= Highly accelerated stress audit =

HASA (highly accelerated stress audit) is a proven test method developed to find manufacturing/production process induced defects in electronics and electro-mechanical assemblies before those products are released to market. HASA is a form of HASS (highly accelerated stress screening) – a powerful testing tool for improving product reliability, reducing warranty costs and increasing customer satisfaction.

Since HASS levels are more aggressive than conventional screening tools, a POS procedure is used to establish the effectiveness in revealing production induced defects. A POS is vital to determine that the HASS stresses are capable of revealing production defects, but not so extreme as to remove significant life from the test item. Instituting HASS to screen the product is an excellent tool to maintain a high level of robustness and it will reduce the test time required to screen a product resulting in long term savings.

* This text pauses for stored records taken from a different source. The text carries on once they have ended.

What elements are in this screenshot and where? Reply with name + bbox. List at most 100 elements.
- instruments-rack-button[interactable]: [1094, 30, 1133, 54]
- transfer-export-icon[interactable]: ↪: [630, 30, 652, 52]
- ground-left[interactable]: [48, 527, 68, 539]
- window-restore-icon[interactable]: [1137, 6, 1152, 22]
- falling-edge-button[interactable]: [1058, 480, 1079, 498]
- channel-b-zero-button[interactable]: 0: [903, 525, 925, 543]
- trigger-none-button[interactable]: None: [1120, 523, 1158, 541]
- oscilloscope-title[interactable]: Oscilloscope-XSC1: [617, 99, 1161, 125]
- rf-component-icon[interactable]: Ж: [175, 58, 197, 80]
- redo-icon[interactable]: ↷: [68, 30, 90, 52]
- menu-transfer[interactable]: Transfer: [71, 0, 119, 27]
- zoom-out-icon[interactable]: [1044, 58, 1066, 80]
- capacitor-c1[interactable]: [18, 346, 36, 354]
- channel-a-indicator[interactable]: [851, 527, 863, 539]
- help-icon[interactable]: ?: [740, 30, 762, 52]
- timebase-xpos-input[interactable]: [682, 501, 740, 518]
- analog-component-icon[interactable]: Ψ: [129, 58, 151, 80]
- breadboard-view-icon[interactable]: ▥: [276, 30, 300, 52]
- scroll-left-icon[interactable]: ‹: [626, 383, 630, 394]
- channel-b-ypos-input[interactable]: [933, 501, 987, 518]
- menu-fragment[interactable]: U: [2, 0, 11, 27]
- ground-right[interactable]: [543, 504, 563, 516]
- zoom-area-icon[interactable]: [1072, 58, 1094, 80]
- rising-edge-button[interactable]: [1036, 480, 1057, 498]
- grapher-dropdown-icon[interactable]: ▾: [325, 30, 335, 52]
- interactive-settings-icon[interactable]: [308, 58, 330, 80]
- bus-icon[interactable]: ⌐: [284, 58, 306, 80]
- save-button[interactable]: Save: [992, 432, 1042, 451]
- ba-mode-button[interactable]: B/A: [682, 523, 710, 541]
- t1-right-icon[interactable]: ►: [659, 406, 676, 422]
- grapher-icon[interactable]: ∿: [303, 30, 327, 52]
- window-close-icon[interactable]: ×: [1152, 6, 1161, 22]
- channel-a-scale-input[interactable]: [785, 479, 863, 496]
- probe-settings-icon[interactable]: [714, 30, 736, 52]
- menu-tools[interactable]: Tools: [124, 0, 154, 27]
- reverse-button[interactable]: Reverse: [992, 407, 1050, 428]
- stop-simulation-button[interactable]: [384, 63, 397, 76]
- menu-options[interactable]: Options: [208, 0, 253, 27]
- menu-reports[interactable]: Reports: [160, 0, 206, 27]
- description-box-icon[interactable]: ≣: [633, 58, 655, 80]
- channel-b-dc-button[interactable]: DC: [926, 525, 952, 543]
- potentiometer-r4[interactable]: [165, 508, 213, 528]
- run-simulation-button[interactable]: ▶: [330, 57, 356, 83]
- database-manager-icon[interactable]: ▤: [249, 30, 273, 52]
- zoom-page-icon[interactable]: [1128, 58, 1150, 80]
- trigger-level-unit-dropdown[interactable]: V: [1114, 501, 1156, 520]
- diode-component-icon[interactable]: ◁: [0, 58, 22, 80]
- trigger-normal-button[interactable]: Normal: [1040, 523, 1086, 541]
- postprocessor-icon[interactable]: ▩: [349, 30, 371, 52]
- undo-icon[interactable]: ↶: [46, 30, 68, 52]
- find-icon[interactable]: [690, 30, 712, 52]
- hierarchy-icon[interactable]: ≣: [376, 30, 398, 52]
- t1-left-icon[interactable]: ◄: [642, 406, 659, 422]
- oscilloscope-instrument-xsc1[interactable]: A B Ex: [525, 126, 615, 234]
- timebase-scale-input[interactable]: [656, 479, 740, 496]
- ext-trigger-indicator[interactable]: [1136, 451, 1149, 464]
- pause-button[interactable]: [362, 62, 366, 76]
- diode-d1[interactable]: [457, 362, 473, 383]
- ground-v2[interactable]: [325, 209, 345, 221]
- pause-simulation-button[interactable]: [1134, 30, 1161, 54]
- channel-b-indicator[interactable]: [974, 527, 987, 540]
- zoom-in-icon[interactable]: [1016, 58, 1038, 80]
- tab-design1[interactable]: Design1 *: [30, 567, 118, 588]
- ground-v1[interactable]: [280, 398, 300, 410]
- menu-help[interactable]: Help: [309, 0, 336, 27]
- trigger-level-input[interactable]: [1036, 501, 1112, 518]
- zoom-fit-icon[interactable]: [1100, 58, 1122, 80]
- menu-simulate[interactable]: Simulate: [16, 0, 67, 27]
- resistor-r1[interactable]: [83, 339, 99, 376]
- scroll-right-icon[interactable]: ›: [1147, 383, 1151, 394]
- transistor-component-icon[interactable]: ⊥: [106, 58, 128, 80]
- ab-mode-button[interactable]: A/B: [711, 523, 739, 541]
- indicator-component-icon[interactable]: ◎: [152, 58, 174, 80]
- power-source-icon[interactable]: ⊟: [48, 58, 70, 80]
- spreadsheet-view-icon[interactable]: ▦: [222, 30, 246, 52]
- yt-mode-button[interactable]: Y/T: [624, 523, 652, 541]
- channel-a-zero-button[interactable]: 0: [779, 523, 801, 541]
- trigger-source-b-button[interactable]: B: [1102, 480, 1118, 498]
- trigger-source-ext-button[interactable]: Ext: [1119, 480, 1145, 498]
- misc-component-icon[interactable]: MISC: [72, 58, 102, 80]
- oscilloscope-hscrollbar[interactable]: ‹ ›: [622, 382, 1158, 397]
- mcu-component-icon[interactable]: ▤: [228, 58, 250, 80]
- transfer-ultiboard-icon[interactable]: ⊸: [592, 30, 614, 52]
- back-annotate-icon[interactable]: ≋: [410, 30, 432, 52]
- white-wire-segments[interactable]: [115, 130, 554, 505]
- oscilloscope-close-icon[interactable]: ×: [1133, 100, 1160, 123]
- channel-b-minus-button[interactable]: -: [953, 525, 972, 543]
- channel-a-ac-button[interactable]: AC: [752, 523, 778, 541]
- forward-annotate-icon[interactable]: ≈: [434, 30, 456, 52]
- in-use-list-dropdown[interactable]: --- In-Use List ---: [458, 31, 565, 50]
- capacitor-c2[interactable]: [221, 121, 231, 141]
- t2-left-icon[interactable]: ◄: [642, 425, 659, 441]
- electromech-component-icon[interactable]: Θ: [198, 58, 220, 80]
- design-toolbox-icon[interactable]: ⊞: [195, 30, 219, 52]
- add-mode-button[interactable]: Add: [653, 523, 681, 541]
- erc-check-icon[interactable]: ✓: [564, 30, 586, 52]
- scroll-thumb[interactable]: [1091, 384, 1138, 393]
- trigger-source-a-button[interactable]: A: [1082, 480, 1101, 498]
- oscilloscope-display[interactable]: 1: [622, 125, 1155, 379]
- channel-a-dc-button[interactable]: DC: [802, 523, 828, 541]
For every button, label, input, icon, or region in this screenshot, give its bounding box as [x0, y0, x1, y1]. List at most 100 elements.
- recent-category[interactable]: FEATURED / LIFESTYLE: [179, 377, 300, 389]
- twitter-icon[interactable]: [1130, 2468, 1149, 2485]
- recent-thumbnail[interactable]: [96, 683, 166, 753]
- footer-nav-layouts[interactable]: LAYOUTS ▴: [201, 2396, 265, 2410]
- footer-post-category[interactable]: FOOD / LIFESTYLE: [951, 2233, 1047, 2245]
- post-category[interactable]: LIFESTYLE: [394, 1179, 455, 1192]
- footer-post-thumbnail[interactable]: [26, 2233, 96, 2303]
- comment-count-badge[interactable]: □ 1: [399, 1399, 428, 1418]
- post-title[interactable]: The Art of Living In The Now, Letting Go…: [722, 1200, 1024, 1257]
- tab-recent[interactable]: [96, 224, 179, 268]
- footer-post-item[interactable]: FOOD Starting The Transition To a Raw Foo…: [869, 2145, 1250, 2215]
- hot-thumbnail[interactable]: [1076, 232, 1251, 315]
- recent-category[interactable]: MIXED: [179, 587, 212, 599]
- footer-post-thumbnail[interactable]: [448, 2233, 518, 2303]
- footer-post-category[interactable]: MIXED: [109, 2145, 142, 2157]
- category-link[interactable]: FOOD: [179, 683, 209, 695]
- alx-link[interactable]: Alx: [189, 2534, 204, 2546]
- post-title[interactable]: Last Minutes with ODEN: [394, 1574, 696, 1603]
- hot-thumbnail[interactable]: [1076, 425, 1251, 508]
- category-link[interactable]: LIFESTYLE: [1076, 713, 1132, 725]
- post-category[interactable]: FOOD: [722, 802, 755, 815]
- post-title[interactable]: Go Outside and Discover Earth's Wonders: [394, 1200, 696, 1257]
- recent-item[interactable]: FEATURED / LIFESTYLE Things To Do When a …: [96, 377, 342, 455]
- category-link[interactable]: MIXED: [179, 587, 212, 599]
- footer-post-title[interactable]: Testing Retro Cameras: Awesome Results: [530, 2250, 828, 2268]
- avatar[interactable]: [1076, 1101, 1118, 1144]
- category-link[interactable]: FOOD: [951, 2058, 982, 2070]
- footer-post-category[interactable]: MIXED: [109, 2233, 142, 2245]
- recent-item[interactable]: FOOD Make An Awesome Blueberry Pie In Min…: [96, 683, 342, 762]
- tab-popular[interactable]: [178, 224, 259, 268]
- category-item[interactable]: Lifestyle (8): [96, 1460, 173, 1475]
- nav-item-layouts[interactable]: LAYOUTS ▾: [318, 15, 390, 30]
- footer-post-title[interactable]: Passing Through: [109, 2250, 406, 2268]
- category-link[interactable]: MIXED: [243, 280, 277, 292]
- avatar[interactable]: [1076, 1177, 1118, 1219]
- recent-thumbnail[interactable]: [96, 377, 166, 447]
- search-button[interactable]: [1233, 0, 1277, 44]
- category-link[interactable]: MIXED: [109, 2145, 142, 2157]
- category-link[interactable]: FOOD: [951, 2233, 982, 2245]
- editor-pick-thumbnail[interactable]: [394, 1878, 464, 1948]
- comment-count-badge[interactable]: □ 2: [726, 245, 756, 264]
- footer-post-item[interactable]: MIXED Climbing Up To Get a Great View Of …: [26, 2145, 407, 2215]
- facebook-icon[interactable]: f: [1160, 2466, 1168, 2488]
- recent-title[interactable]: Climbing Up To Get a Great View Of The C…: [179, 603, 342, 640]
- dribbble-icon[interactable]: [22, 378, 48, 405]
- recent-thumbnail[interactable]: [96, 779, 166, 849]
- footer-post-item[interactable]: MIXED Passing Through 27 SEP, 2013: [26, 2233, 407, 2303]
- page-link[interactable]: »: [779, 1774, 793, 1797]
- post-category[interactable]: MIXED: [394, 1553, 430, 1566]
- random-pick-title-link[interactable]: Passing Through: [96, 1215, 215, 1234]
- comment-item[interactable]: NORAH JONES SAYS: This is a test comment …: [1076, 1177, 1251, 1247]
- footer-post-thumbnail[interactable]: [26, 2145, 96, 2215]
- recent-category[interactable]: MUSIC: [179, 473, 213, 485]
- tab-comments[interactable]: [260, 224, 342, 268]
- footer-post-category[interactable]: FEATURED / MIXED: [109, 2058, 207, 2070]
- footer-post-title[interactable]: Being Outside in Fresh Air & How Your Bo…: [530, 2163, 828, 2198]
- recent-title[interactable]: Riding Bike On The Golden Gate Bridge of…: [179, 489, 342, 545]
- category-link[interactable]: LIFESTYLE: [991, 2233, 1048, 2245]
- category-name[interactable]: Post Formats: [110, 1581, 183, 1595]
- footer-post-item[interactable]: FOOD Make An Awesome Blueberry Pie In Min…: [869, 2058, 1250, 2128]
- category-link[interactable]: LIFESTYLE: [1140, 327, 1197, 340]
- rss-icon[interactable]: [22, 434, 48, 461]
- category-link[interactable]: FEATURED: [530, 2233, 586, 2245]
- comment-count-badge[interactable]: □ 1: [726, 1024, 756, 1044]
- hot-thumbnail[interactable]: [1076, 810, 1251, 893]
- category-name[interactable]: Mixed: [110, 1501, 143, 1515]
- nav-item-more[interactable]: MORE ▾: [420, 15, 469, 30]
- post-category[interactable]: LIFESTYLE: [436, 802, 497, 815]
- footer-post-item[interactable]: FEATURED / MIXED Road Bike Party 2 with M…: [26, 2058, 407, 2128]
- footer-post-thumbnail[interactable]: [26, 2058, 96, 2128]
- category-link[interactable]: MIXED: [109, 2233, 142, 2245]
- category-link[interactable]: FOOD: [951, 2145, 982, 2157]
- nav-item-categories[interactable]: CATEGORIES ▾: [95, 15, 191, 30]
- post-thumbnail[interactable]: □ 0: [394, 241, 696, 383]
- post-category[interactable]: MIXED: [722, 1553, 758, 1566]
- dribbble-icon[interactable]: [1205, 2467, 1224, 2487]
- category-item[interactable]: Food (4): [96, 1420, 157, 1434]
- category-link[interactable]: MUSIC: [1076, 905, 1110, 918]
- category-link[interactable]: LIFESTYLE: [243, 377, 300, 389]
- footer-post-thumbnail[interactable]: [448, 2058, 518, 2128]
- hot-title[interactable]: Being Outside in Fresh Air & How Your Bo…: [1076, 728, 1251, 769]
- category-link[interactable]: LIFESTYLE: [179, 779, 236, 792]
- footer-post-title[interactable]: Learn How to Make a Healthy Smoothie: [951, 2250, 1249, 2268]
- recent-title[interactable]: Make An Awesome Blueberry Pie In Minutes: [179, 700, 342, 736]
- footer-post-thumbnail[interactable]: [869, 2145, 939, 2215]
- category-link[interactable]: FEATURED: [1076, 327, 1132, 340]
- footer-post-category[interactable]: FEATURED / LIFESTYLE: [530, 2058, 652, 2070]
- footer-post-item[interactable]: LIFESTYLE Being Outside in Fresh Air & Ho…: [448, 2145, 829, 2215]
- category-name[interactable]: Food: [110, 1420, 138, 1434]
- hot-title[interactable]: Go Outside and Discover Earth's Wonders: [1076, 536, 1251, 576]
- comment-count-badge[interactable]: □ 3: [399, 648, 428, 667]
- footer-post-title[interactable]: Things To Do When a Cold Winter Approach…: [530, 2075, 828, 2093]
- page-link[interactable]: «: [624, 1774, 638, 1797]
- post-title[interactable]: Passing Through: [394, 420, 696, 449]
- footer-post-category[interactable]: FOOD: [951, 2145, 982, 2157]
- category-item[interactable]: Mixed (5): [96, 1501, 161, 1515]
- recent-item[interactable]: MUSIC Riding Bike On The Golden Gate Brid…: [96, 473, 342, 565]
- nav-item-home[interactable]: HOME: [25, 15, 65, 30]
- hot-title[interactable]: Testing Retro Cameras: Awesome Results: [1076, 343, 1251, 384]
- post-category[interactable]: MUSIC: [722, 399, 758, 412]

Ongoing HASS screening assures that any weak components or manufacturing process degradations are quickly detected and corrected. HASS is not intended to be a rigid process that has an endpoint. It is a dynamic process that may need modification or adjustment over the life of the product.

HASS aids in the detection of early life failures. HASA's primary purpose is to monitor manufacturing and prevent any defects from being introduced during the process. A carefully determined HASA sampling plan must be designed that will quickly signal when process quality has been degraded.